I disagree with this. I have seen plenty of kids who were in distress just sit there without circling the drain. Sometimes they just feel so crappy that they don't want to move and feel better cuddling with a parent.

Posted

I disagree with this. I have seen plenty of kids who were in distress just sit there without circling the drain. Sometimes they just feel so crappy that they don't want to move and feel better cuddling with a parent.
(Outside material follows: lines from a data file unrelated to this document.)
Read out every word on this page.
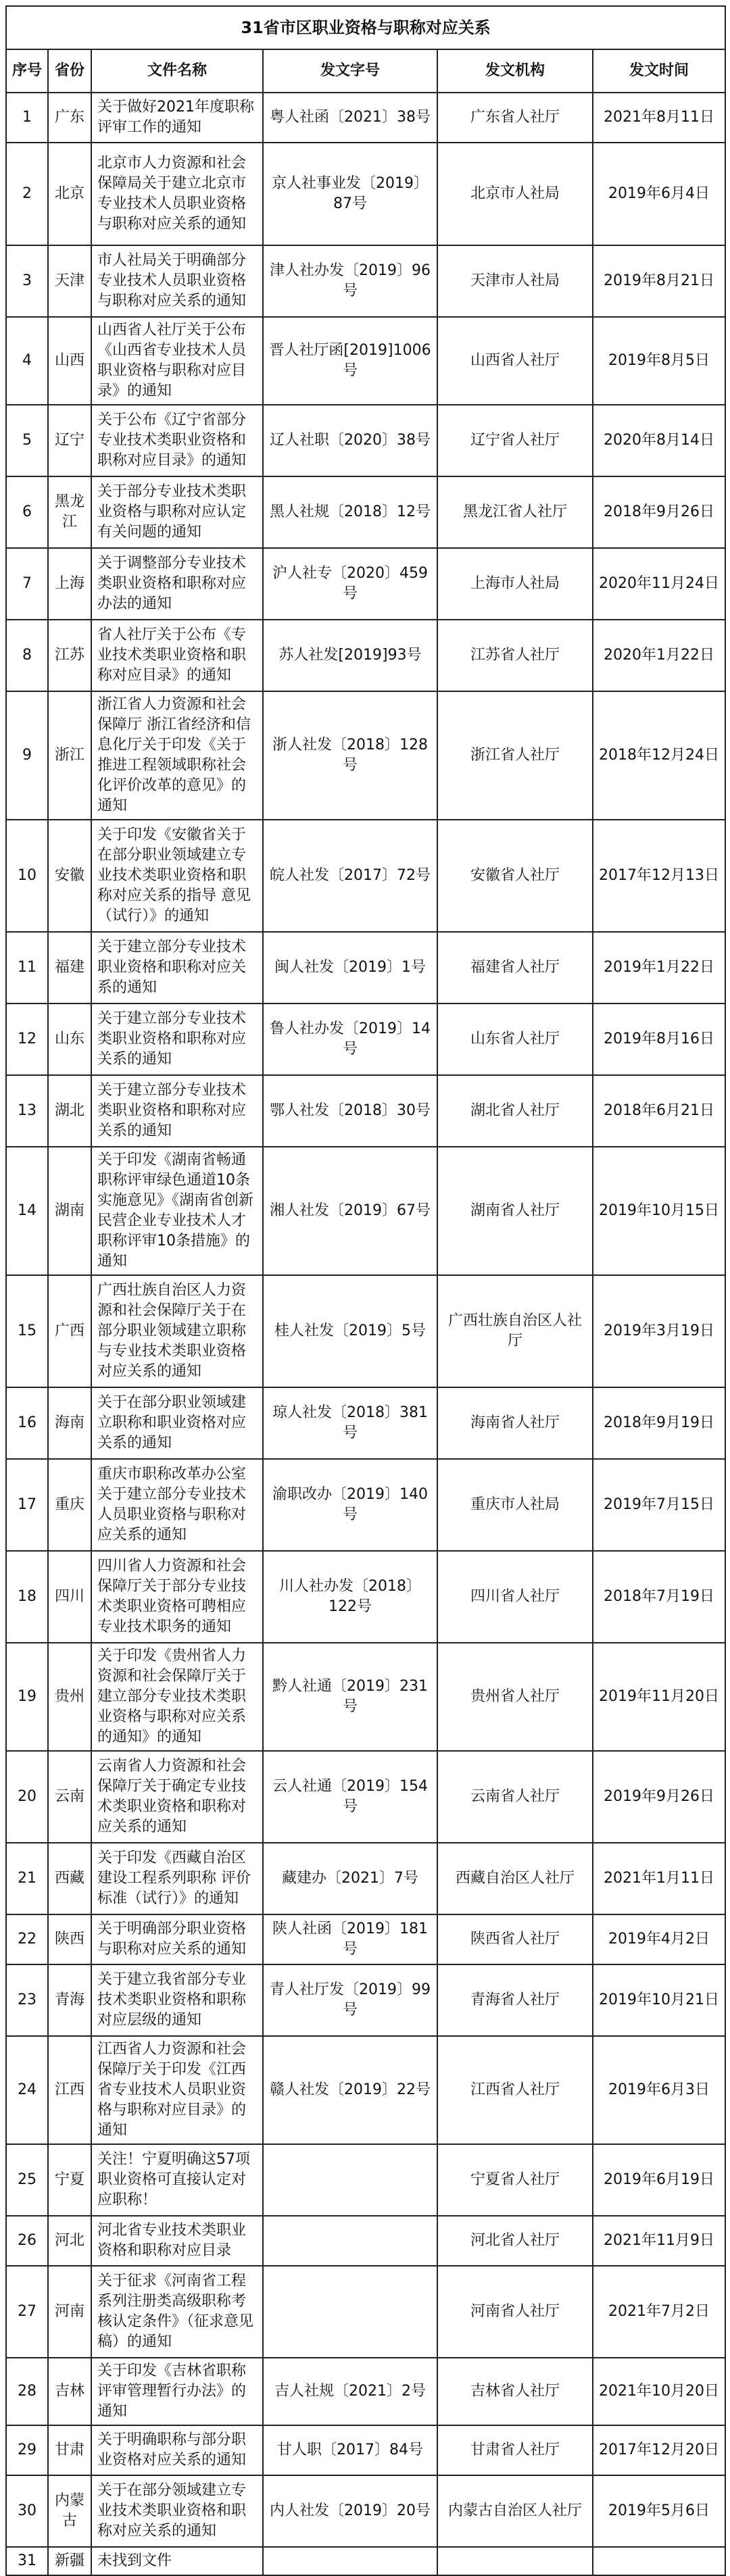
31省市区职业资格与职称对应关系					
序号	省份	文件名称	发文字号	发文机构	发文时间
1	广东	关于做好2021年度职称评审工作的通知	粤人社函〔2021〕38号	广东省人社厅	2021年8月11日
2	北京	北京市人力资源和社会保障局关于建立北京市专业技术人员职业资格与职称对应关系的通知	京人社事业发〔2019〕87号	北京市人社局	2019年6月4日
3	天津	市人社局关于明确部分专业技术人员职业资格与职称对应关系的通知	津人社办发〔2019〕96号	天津市人社局	2019年8月21日
4	山西	山西省人社厅关于公布《山西省专业技术人员职业资格与职称对应目录》的通知	晋人社厅函[2019]1006号	山西省人社厅	2019年8月5日
5	辽宁	关于公布《辽宁省部分专业技术类职业资格和职称对应目录》的通知	辽人社职〔2020〕38号	辽宁省人社厅	2020年8月14日
6	黑龙江	关于部分专业技术类职业资格与职称对应认定有关问题的通知	黑人社规〔2018〕12号	黑龙江省人社厅	2018年9月26日
7	上海	关于调整部分专业技术类职业资格和职称对应办法的通知	沪人社专〔2020〕459号	上海市人社局	2020年11月24日
8	江苏	省人社厅关于公布《专业技术类职业资格和职称对应目录》的通知	苏人社发[2019]93号	江苏省人社厅	2020年1月22日
9	浙江	浙江省人力资源和社会保障厅 浙江省经济和信息化厅关于印发《关于推进工程领域职称社会化评价改革的意见》的通知	浙人社发〔2018〕128号	浙江省人社厅	2018年12月24日
10	安徽	关于印发《安徽省关于在部分职业领域建立专业技术类职业资格和职称对应关系的指导 意见（试行）》的通知	皖人社发〔2017〕72号	安徽省人社厅	2017年12月13日
11	福建	关于建立部分专业技术职业资格和职称对应关系的通知	闽人社发〔2019〕1号	福建省人社厅	2019年1月22日
12	山东	关于建立部分专业技术类职业资格和职称对应关系的通知	鲁人社办发〔2019〕14号	山东省人社厅	2019年8月16日
13	湖北	关于建立部分专业技术类职业资格和职称对应关系的通知	鄂人社发〔2018〕30号	湖北省人社厅	2018年6月21日
14	湖南	关于印发《湖南省畅通职称评审绿色通道10条实施意见》《湖南省创新民营企业专业技术人才职称评审10条措施》的通知	湘人社发〔2019〕67号	湖南省人社厅	2019年10月15日
15	广西	广西壮族自治区人力资源和社会保障厅关于在部分职业领域建立职称与专业技术类职业资格对应关系的通知	桂人社发〔2019〕5号	广西壮族自治区人社厅	2019年3月19日
16	海南	关于在部分职业领域建立职称和职业资格对应关系的通知	琼人社发〔2018〕381号	海南省人社厅	2018年9月19日
17	重庆	重庆市职称改革办公室关于建立部分专业技术人员职业资格与职称对应关系的通知	渝职改办〔2019〕140号	重庆市人社局	2019年7月15日
18	四川	四川省人力资源和社会保障厅关于部分专业技术类职业资格可聘相应专业技术职务的通知	川人社办发〔2018〕122号	四川省人社厅	2018年7月19日
19	贵州	关于印发《贵州省人力资源和社会保障厅关于建立部分专业技术类职业资格与职称对应关系的通知》的通知	黔人社通〔2019〕231号	贵州省人社厅	2019年11月20日
20	云南	云南省人力资源和社会保障厅关于确定专业技术类职业资格和职称对应关系的通知	云人社通〔2019〕154号	云南省人社厅	2019年9月26日
21	西藏	关于印发《西藏自治区建设工程系列职称 评价标准（试行）》的通知	藏建办〔2021〕7号	西藏自治区人社厅	2021年1月11日
22	陕西	关于明确部分职业资格与职称对应关系的通知	陕人社函〔2019〕181号	陕西省人社厅	2019年4月2日
23	青海	关于建立我省部分专业技术类职业资格和职称对应层级的通知	青人社厅发〔2019〕99号	青海省人社厅	2019年10月21日
24	江西	江西省人力资源和社会保障厅关于印发《江西省专业技术人员职业资格与职称对应目录》的通知	赣人社发〔2019〕22号	江西省人社厅	2019年6月3日
25	宁夏	关注！宁夏明确这57项职业资格可直接认定对应职称！		宁夏省人社厅	2019年6月19日
26	河北	河北省专业技术类职业资格和职称对应目录		河北省人社厅	2021年11月9日
27	河南	关于征求《河南省工程系列注册类高级职称考核认定条件》（征求意见稿）的通知		河南省人社厅	2021年7月2日
28	吉林	关于印发《吉林省职称评审管理暂行办法》的通知	吉人社规〔2021〕2号	吉林省人社厅	2021年10月20日
29	甘肃	关于明确职称与部分职业资格对应关系的通知	甘人职〔2017〕84号	甘肃省人社厅	2017年12月20日
30	内蒙古	关于在部分领域建立专业技术类职业资格和职称对应关系的通知	内人社发〔2019〕20号	内蒙古自治区人社厅	2019年5月6日
31	新疆	未找到文件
I guess that depends on the degree of distress and how long you want to wait for them to circle the drain. The words kids and distress should just not happen in the same sentence but when it does, I believe we should try to prevent a child from suffering for very long if it is at all possible. I guess that is why some of us do specialize in working with children.

Another thing is to be very careful with the paper cup or even some styrofoam cups. They can contain dust particles which may worsened a reactive airway or asthma situation.

  • Like 1
Posted

I guess that depends on the degree of distress and how long you want to wait for them to circle the drain. The words kids and distress should just not happen in the same sentence but when it does, I believe we should try to prevent a child from suffering for very long if it is at all possible. I guess that is why some of us do specialize in working with children.

Agreed, I was just saying that just because a kid is still does not mean he/she is circling the drain. When kids don't feel good, especially younger ones, they will get like this. Can it mean something bad? Absolutely. I work in a peds ER so I am well aware of people who specialize in kids.